Endings & losses are the commonest first sign that people are in transition. Signaled by one of several experiences:
- a sudden and unexpected event that destroys the old life that made you feel like yourself
- the "drying up" of a situation or a relationship that once felt vial & alive
- an activity that has always gone well before, suddenly & unexpectedly goes badly
- a person or an organization that you have always trusted proves to be untrustworthy and your whole sense of reality comes apart
- an inexplicable or unforeseen problem crops up, at the worst possible moment, to disrupt the ordinary functioning of your life
The irony is that people naturally view such events or situations as disasters to be averted, as problems to be solved, or as mistakes to be corrected. But since they are really signals that the transition process has commenced, making them go away is no more than turning off the alarm clock that woke you up.
Whatever it's details, an outer loss is best understood as a surrogate for some inner relinquishment that must be made, but one that is difficult to describe. What it is time to let go of is not so much the relationship or the job itself, but rather the hopes, fears, dreams and beliefs we have attached to them. If you only let go of the job or the relationship, you'll just find another one & attach the same hopes, fears, dreams & beliefs to it. And, on the other hand, you may find that you can let go of those inner attitudes without actually terminating the outer situation.
Since a loss is best seen as the cue that it is time to let go of the inner thing, one of the first things a person in transition needs to ask is: "What is it time for me to let go of?" The danger is that the person will fail to grasp the inner message & conclude that the outer message is the whole story. I myself had done that by believing that "moving to the country" and "finding a new career" were ends in themselves. Fortunately, my struggle took my long enough so that I had time to discover that what I had to let go of had far less to do with vocational activity & geography than with the programming that had carried me through the first 40 years of my life.
Change can happen at any time, but transition comes along when one chapter of your life is over & another is waiting in the wings to make its entrance. Transition does not require that you reject or deny the importance of your old life, just that you let go of it. Far from rejecting it, you are likely to do better with the ending if you honor the old life for all that it did for you. It got you this far. It brought you everything you have. But now it is time to let go of it. Your old life is over. No matter how much you would like to continue it or rescue it or fix it, it's time to let go.

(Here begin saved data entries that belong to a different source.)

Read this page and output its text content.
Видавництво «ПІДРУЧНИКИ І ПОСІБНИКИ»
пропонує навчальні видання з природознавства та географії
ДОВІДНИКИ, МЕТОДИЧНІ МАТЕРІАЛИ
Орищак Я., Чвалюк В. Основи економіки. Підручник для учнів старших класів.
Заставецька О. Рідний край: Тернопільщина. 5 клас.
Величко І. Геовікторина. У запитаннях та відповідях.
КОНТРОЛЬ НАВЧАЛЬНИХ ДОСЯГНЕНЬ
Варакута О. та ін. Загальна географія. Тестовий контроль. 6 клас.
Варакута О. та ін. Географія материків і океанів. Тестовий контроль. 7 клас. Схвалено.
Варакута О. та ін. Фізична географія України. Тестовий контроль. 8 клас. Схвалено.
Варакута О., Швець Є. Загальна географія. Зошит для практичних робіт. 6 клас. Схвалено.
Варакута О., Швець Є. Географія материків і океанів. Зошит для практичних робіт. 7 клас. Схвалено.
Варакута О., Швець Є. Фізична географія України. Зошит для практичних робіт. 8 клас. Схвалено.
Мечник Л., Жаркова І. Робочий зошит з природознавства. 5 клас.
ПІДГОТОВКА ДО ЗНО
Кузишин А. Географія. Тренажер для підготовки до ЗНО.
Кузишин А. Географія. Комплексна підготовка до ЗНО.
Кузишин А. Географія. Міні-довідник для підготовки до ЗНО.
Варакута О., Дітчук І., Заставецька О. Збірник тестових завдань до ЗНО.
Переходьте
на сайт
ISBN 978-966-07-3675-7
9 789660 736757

Whether letting go will be entirely subjective & internal or whether it will lead to further external changes may at first not be clear. Many people leap to the conclusion that "it is over" means that the life situation has to go. They get divorced, walk out of the office, leave the church, abandon education, leave the country. They do these things, even though all that they were being called on to do was to leave the relation that they had to these things. Even when the ending is literal, as it is in death, the most important relinquishment is not of the person but of the life that you shared with that person.
Some people actually utilize external changes to distract them from the harder business of letting go of their subjective realities and identities. They make external changes so they won't have to make transitions. Such people claim that they are always in transition but in fact they are prob never in transition. They are addicted to change, and like any addiction, it is an escape from the real issues raised by their lives.